Tenemos que conocernos bien. Analicémonos que es lo mejor de nuestro cuerpo. Comprobemos también que es lo menos favorecedor. Y actuemos con un mínimo de sentido común: destaquemos lo bueno y procuremos que lo que menos nos guste pase desapercibido. Tenemos que sacar el mayor partido de nosotros mismos. Potenciemos lo más bello, reforcémoslo. Lo que queramos disimular hagámoslo neutro, que no destaque de modo alguno. Sólo llamamos la atención sobre nuestras mejores bazas, reforzando nuestra personalidad.

Es interesante tener una lista de lo que contiene nuestro armario, de las posibles combinaciones. Nos hace falta ropa interior, faldas, pantalones, chaquetas, vestidos, blusas, camisetas, suéteres, zapatos y bolsos. De vez en cuando en necesario revisar y depurar lo que tenemos para ir eliminando lo menos utilizado o lo difícil de utilizar. Revisemos las prendas básicas, los clásicos que aguantan temporada tras temporada. Puede ser tan fácil como hacer un inventario de cada tipo de prenda: faldas, blusas, etc. Dentro de cada grupo clasifiquemos los colores. Coordinemos unas prendas con otras. Todo por escrito para poder tachar, cambiar y conseguir finalmente un buen inventario.  Eso que podríamos llamar la espina dorsal del armario. No olvidemos clasificar también los complementos.

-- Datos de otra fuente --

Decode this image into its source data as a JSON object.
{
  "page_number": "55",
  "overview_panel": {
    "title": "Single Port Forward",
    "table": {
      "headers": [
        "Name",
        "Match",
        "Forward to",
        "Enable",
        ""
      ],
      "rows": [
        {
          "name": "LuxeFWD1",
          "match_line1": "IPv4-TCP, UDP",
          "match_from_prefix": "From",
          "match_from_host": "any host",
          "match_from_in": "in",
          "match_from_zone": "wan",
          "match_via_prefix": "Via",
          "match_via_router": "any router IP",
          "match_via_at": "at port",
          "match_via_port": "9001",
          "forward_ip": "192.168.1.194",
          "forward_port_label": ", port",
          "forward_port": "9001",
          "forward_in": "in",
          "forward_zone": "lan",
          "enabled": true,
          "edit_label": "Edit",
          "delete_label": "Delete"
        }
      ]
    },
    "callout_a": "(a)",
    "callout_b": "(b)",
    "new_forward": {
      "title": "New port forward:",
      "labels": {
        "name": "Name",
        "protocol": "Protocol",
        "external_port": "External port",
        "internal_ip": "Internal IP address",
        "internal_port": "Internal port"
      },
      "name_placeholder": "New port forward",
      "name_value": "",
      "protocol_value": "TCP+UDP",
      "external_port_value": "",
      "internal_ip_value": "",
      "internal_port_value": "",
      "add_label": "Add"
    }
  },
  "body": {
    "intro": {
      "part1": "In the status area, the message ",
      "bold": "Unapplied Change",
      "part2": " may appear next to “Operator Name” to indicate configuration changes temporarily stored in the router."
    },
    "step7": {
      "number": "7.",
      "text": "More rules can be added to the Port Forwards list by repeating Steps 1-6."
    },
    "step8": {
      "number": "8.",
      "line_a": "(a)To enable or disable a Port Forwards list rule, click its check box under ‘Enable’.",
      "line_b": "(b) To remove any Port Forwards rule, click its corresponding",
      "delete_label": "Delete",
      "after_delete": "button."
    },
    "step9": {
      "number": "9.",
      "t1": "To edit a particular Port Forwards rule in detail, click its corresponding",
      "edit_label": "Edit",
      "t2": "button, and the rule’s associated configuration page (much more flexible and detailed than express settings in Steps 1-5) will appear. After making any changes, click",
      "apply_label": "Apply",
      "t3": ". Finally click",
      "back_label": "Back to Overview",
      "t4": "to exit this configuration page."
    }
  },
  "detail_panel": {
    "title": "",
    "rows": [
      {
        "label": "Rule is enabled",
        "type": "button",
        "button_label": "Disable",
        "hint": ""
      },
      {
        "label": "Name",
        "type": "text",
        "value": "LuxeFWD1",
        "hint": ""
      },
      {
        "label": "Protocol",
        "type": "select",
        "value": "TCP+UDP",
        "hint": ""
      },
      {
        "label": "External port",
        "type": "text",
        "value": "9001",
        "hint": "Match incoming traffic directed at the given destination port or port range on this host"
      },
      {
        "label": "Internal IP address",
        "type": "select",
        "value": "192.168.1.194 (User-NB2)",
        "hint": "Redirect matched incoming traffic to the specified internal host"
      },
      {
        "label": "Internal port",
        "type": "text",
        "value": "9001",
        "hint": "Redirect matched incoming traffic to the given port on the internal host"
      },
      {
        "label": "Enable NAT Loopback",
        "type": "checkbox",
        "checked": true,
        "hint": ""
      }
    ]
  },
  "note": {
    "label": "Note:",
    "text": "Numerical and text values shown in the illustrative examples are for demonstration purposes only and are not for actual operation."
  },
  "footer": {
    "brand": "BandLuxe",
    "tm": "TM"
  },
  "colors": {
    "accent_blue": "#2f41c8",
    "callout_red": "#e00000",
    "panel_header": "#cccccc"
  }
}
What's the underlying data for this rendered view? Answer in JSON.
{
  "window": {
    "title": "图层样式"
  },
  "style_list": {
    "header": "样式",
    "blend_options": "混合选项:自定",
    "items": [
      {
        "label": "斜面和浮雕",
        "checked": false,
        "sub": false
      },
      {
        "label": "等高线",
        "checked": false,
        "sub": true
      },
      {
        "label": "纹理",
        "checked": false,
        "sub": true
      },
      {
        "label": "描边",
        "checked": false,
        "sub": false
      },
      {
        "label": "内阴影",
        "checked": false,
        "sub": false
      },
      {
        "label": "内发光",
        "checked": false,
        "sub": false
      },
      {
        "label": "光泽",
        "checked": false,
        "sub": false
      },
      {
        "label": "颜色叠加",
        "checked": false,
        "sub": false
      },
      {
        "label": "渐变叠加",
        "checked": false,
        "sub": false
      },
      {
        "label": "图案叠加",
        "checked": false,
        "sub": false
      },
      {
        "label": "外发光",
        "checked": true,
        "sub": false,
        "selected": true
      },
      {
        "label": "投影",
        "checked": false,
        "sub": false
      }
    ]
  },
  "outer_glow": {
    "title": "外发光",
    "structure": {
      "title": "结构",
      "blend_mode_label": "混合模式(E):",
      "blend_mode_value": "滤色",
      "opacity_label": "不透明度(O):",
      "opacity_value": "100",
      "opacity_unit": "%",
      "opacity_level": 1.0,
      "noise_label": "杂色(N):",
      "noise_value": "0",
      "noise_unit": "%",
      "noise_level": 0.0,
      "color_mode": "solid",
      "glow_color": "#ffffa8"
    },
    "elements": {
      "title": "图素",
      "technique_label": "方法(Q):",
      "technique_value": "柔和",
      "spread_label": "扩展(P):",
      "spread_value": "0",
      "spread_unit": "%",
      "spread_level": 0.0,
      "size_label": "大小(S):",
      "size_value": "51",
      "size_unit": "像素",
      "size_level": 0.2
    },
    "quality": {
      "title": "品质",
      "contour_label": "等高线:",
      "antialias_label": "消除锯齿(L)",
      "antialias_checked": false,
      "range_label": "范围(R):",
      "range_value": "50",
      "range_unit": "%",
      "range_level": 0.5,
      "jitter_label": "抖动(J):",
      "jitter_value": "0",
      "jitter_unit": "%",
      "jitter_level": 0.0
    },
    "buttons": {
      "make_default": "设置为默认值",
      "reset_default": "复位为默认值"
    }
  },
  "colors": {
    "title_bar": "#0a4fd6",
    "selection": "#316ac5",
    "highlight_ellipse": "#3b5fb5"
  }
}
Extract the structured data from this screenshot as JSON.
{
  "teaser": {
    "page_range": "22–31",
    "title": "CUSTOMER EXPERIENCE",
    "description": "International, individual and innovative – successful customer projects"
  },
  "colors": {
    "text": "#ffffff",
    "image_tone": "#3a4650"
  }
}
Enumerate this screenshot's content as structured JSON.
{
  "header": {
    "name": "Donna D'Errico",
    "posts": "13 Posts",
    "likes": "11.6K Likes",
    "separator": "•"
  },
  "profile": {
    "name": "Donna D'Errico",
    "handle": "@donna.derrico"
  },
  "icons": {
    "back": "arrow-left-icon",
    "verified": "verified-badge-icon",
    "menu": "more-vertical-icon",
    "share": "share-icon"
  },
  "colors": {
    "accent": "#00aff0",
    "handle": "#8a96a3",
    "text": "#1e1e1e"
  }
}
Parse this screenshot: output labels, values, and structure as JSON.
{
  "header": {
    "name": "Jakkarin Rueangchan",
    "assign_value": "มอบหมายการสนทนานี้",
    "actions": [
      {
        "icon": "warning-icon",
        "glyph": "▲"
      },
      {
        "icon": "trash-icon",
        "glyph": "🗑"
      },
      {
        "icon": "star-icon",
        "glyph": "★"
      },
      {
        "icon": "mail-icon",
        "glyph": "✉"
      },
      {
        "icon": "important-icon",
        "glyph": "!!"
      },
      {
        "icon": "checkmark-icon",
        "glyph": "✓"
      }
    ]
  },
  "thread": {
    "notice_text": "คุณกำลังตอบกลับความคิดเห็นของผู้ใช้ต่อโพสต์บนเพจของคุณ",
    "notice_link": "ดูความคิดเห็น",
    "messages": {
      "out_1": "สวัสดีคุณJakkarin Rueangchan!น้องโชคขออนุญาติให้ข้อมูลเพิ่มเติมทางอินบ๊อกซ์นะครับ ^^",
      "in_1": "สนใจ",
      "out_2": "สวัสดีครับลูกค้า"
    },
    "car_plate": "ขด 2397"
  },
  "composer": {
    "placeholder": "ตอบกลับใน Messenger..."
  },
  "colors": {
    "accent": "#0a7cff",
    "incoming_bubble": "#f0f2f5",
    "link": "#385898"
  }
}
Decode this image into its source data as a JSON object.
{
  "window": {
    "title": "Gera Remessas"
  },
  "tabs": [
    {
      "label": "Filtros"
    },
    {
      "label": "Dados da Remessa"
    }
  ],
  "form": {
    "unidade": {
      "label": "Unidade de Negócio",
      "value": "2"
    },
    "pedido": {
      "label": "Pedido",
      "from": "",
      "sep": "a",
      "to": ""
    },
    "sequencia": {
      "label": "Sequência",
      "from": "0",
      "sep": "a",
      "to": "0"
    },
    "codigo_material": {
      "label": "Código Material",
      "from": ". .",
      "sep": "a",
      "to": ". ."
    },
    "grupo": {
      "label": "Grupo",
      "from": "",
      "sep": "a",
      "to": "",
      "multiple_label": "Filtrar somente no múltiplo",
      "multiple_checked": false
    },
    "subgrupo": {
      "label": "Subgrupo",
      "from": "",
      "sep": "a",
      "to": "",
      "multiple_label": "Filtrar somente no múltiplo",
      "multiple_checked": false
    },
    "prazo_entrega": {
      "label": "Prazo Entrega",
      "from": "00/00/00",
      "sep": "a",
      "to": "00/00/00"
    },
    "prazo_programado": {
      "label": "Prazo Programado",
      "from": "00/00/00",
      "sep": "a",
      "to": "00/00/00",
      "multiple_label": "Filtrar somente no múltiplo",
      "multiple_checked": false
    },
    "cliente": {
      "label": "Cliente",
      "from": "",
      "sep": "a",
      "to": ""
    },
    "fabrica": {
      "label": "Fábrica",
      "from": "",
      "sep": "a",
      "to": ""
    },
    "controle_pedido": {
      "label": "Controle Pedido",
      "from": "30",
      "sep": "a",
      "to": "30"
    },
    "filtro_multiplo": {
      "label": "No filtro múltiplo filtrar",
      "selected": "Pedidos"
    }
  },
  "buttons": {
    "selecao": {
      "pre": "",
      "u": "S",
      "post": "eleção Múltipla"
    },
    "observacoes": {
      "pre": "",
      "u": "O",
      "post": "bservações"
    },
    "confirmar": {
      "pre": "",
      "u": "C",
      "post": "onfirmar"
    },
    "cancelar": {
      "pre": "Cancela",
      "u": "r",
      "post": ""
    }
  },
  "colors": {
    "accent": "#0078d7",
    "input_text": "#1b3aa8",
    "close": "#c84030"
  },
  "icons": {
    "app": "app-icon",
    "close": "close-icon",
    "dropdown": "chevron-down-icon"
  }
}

Existen algunas fórmulas que parece que funcionan. Por cada dos piezas de abajo (faldas y pantalones) deberíamos tener tres de la parte de arriba (blusas, etc.). Compremos de forma ordenada. Compremos en función de lo que tenemos o de las gamas de color que utilizamos preferentemente.

Y en función de todo lo anterior procuremos que nuestro armario funcione. Lo más importante no es que estemos a la última moda, siguiendo las tendencias, sino que la mayor parte de nuestre armario combine entre sí, que esté de acuerdo con nuestra personalidad y que sea adecuado para nuestro trabajo o para la vida diaria y nuestros posibles compromisos sociales.

Analizando las gamas de color, veamos que colores y tonalidades de cada color puede favorecernos especialmente. Descartemos los que veamos claramente que no nos favorecen y juguemos con las gamas que nos sienten mejor. Se recomienda elegir un par de colores básicos, preferiblemente neutros, que actualizaremos con algún complemento o prenda en el color que se lleve la temporada.

No perdamos de vista nuestra edad. Hay prendas que a partir de cierta edad no se deben usar. Existe un protocolo mínimo que nunca debemos olvidad, por respeto a nosotras mismas.